Ce mardi 7 juillet 2026, l’Assemblée nationale a examiné une proposition de loi qui suscite de vives réactions au sein de la société française. Le texte, porté par le député Éric Pauget, vise à établir une présomption d’usage légitime des armes pour les forces de l’ordre. Les critiques, notamment de la part d’associations et de députés de gauche, dénoncent une possible banalisation de la violence policière, qualifiant cette mesure de « permis de tuer ».
EN BREF
- La proposition de loi LR permet aux policiers de justifier plus facilement l’usage de leur arme.
- Des ONG et des députés de gauche dénoncent un risque de banalisation de la violence.
- Le texte a été approuvé par l’Assemblée nationale mais suscite de nombreux amendements.
Lors de cette séance, les députés ont poursuivi l’examen d’un texte dont le contenu avait déjà été largement débattu en janvier. La rédaction initiale prévoyait une présomption explicite de légitime défense pour les forces de l’ordre, mais un amendement ministériel a modifié certaines formulations afin d’obtenir l’appui des différents groupes parlementaires.
L’Assemblée a approuvé le texte vers 20h30. Selon la loi, « lorsqu’ils font usage de leurs armes », policiers et gendarmes seront présumés avoir agi dans le cadre de la légalité, sauf si des éléments de preuve viennent contredire cette présomption.
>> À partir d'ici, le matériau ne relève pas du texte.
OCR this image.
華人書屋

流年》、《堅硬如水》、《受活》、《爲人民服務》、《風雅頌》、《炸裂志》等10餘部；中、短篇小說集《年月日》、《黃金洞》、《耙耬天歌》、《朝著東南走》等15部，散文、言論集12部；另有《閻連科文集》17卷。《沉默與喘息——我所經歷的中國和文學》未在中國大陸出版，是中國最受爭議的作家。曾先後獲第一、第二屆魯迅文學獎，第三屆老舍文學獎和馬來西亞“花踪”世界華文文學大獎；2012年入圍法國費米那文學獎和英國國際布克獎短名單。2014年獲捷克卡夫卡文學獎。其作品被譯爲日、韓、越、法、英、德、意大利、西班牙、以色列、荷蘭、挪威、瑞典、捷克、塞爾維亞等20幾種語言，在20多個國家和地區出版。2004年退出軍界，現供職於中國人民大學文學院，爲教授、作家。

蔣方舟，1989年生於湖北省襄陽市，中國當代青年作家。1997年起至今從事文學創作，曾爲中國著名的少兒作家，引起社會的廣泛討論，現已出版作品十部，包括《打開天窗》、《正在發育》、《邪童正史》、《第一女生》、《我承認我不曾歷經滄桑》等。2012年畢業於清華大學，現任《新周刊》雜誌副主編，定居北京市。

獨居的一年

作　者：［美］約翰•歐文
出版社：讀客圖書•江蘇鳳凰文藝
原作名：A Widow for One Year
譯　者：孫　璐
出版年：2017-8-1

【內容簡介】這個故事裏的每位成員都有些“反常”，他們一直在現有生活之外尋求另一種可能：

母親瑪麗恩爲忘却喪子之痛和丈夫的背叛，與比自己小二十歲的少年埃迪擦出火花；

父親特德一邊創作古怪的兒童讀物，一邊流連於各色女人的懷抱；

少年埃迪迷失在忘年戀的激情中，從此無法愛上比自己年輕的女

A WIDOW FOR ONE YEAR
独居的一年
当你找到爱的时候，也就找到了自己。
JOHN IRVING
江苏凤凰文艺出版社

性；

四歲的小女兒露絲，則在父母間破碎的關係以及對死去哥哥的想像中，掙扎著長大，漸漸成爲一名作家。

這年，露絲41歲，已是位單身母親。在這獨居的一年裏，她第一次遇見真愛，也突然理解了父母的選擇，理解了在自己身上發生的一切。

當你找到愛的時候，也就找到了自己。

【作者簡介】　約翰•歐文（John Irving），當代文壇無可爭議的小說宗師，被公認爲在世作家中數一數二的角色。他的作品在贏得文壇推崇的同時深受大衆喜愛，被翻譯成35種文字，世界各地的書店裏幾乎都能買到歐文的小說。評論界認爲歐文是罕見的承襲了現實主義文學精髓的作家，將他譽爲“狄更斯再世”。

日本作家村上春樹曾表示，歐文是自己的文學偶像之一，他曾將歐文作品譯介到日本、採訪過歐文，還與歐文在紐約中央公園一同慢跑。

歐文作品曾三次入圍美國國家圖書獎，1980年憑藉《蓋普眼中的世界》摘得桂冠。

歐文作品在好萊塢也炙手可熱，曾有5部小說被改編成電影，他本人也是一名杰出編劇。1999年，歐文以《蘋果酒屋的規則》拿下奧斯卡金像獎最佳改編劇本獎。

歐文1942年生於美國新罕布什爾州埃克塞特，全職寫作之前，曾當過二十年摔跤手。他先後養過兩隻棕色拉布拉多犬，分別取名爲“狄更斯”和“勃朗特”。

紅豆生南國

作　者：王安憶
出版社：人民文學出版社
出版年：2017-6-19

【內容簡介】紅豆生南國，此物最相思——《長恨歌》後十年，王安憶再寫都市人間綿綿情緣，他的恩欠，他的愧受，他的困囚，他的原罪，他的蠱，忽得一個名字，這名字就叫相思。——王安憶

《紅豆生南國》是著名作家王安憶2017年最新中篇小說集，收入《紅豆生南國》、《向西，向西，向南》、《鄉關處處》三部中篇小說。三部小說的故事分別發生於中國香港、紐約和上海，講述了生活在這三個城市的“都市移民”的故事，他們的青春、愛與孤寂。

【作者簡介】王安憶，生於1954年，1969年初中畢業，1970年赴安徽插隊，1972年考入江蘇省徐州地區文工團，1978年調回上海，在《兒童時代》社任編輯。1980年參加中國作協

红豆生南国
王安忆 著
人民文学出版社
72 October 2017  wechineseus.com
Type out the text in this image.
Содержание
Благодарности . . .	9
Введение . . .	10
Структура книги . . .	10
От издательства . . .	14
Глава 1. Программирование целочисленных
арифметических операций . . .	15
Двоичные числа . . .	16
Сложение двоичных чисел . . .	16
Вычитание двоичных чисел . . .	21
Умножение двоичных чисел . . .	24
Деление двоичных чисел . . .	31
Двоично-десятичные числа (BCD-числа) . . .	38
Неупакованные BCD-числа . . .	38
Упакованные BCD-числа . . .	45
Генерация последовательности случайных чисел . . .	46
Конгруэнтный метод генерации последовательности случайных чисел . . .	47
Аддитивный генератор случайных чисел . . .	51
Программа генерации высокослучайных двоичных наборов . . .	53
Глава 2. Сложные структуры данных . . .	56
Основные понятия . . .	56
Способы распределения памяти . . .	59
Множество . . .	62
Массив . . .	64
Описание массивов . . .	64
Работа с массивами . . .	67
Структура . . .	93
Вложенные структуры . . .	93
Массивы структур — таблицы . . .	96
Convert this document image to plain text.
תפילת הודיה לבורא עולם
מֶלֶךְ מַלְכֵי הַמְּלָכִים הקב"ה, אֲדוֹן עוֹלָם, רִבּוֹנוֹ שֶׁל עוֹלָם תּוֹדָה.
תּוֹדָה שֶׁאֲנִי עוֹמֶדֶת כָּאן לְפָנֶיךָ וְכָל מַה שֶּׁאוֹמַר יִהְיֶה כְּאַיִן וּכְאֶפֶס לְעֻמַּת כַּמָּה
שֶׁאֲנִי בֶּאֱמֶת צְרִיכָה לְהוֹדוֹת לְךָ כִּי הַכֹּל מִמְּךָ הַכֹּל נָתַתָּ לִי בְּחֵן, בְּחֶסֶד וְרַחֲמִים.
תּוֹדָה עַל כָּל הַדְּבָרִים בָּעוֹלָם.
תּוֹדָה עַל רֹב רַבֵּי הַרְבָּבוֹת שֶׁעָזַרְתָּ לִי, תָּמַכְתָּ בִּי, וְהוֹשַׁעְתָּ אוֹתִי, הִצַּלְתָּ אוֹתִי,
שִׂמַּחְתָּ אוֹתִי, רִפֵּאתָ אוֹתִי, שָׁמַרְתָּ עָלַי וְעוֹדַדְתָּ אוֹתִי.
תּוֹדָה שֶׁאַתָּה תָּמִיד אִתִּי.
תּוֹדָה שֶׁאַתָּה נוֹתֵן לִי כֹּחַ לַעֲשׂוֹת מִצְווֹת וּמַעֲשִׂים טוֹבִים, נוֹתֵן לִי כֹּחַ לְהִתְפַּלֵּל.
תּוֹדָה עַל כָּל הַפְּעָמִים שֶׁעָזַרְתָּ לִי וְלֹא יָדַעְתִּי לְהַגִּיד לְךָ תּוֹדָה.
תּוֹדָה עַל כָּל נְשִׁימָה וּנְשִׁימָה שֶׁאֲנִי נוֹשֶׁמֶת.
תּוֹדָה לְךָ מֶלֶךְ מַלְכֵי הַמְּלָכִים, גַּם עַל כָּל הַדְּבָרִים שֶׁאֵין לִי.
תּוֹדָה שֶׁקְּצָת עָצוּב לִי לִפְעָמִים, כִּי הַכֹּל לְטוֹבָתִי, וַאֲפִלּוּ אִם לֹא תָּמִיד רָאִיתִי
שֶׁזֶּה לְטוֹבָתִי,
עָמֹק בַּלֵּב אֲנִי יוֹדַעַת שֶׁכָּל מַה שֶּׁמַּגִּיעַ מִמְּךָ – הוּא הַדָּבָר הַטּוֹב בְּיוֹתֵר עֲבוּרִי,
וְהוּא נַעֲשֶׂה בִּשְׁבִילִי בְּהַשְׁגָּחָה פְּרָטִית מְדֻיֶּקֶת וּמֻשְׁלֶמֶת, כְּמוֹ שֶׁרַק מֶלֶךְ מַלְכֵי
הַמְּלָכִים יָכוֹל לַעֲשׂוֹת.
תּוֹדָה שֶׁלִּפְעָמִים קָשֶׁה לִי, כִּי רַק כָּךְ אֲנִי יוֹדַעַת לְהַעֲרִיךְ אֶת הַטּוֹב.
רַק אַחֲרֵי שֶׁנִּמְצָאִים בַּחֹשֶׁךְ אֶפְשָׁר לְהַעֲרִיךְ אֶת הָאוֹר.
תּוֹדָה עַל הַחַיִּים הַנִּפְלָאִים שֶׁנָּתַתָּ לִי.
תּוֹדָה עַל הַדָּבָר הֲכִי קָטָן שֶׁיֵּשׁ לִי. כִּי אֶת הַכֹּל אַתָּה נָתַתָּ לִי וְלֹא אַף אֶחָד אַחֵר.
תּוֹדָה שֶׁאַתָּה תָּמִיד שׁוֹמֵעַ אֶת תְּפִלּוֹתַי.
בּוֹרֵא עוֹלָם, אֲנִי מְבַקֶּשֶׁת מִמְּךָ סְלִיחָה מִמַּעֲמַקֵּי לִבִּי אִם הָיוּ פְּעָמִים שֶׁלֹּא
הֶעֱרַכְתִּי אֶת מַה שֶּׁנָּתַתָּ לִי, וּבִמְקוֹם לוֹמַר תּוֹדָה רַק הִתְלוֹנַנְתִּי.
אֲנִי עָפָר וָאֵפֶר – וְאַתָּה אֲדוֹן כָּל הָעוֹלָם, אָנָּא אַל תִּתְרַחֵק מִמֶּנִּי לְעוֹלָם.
Le ministre de l’Intérieur, Laurent Nunez, a défendu cette mesure, affirmant qu’il suffira qu’une vidéo soit diffusée pour que la légitimité d’une intervention soit remise en question.
Les implications de la proposition de loi
Actuellement, l’article L435-1 du code de la sécurité intérieure définit cinq situations précises dans lesquelles les forces de l’ordre peuvent faire usage de leurs armes :
- En cas de menace sur leur vie ou celle d’autrui.
- Pour défendre des lieux ou des personnes si aucune autre solution n’est possible.
- Pour stopper des personnes en fuite susceptibles de causer des atteintes graves.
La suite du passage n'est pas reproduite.